After that I just wanted to leave. Get back home to my baby and other kids. But the placenta wasn't ready. He warned me it might want to hang on. He'd give it a few hours then remove it surgically if he had to. Then they got really busy and sort of forgot about me. At around 11 he came to see me. I'd been on pitocin for a while now, as well as the cytotec to try to get the placenta out. They put my legs in the highest stirrups I've ever seen. Getting into that position alone, was enough to start pushing the placenta out. I held in until he was ready though, and he caught what there was and cleaned me out more thoroughly and with more tools than I think have ever been used on me. It was really uncomfortable, but he wanted to make sure I could get out of there soon. I passed some fairly large blood clots, and lost a little more blood than would have been good. But I was ok.

He sent me the release form, and I was heading out the door. I went to the bathroom to clean up, pee, change cloths. I felt really dizzy and really sick. I puked and heaved green bile for a little while. Then I was able to finish getting dressed. But I couldn't walk far. I sat on the little sofa thing for a bit. Then I told Karl I'd like a little support. I was ready to leave. We made it out into the hallway and out the door of the unit and that's as far as I could go. I asked for a chair, wheel chair, anything. I clung to the wall trying to stay off the floor. Afraid I couldn't get up if I went all the way down. The nurses came rushing out. Said I was completely pale and had me lay down right there in the middle of the floor, with my feet up in the air. They took my blood pressure, called the doctor. I ended up having to stay another hour. I took a nap. The labs came back ok, and they let me go. I got to ride in a wheelchair out to the car. I was tired and out of sorts, but so desperate to go home.

My 7 year old and 5 year old named the baby Artica Love. We plan to plant a tree near their bedroom window to help remember her. This is especially important to my 7 year old.

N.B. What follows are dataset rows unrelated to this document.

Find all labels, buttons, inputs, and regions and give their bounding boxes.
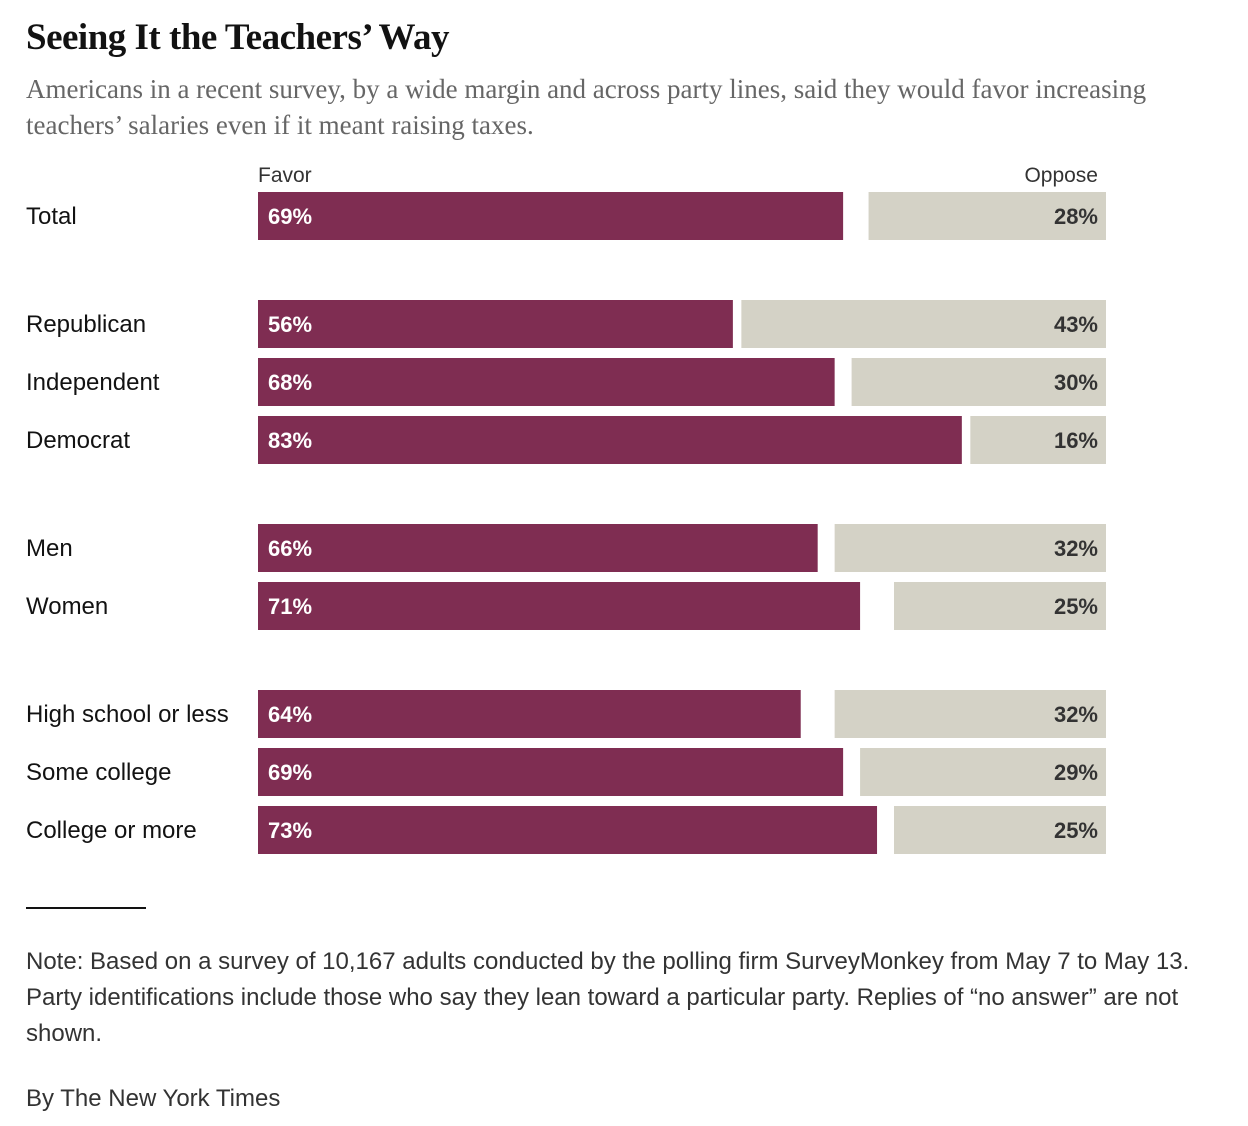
favor-value-label: 73% [268, 818, 312, 843]
legend-oppose: Oppose [1024, 164, 1098, 187]
favor-bar [258, 358, 835, 406]
favor-bar [258, 806, 878, 854]
favor-bar [258, 300, 733, 348]
oppose-bar [834, 524, 1106, 572]
favor-bar [258, 690, 801, 738]
oppose-bar [868, 192, 1106, 240]
favor-bar [258, 416, 962, 464]
oppose-bar [894, 582, 1106, 630]
oppose-bar [741, 300, 1106, 348]
oppose-value-label: 32% [1054, 536, 1098, 561]
legend-favor: Favor [258, 164, 312, 187]
favor-bar [258, 582, 861, 630]
row-label: Democrat [26, 427, 130, 454]
oppose-value-label: 43% [1054, 312, 1098, 337]
diverging-bar-chart: Favor Oppose Total 69% 28% Republican 56% 43% In… [26, 164, 1106, 854]
note-divider [26, 907, 146, 909]
oppose-value-label: 28% [1054, 204, 1098, 229]
row-label: Total [26, 203, 77, 230]
row-label: High school or less [26, 701, 229, 728]
row-label: Men [26, 535, 73, 562]
favor-value-label: 69% [268, 204, 312, 229]
favor-value-label: 66% [268, 536, 312, 561]
oppose-value-label: 25% [1054, 594, 1098, 619]
oppose-bar [970, 416, 1106, 464]
chart-title: Seeing It the Teachers’ Way [26, 17, 449, 58]
row-label: Some college [26, 759, 171, 786]
row-label: Republican [26, 311, 146, 338]
oppose-value-label: 29% [1054, 760, 1098, 785]
favor-value-label: 83% [268, 428, 312, 453]
oppose-value-label: 30% [1054, 370, 1098, 395]
oppose-bar [860, 748, 1106, 796]
favor-bar [258, 748, 844, 796]
favor-value-label: 64% [268, 702, 312, 727]
favor-bar [258, 192, 844, 240]
favor-value-label: 56% [268, 312, 312, 337]
favor-bar [258, 524, 818, 572]
row-label: Independent [26, 369, 160, 396]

That's all there really is to say right now. I just wanted to share the story, the only one there will ever be about Artica Love.

7 comments:

Phelan said...

My son is under a baby blue rose bush. I weep with you. You have my best thoughts.

Barb said...

I am so very sorry for your loss. I lost a baby at 16.5 weeks about 7 years ago. It was one of the hardest things I have ever gone through in my life. I think what made it harder is that I was going through the greiving process, but no one around me understood. They didn't seem to get that it was so very different from an early miscarraige. I lost a child, but no one seemed to understand that. I'd also had an early mc, so I knew that this was *different*. I think it's wonderful that your family is going to plant a tree. That's a beautiful tribute to your baby. My thoughts are with you during this very difficult time.

dulce de leche said...

I don't have any words right now that are adequate, but I am so very, very sorry for the loss of precious Arctica Rose, and the pain that you and your family are going through. I am holding you in my heart.

Mrs. Hoppes said...

Hugs to you. Make sure you are still taking care of yourself.

Joshiecat said...

I am so sorry for your loss. My heart goes out to you and your family.

Tina Michelle said...

*hugs*

jane said...

So sad... I hope that you've had plenty of support and comfort to help you through this. Much love to you and your family and to Artica Love.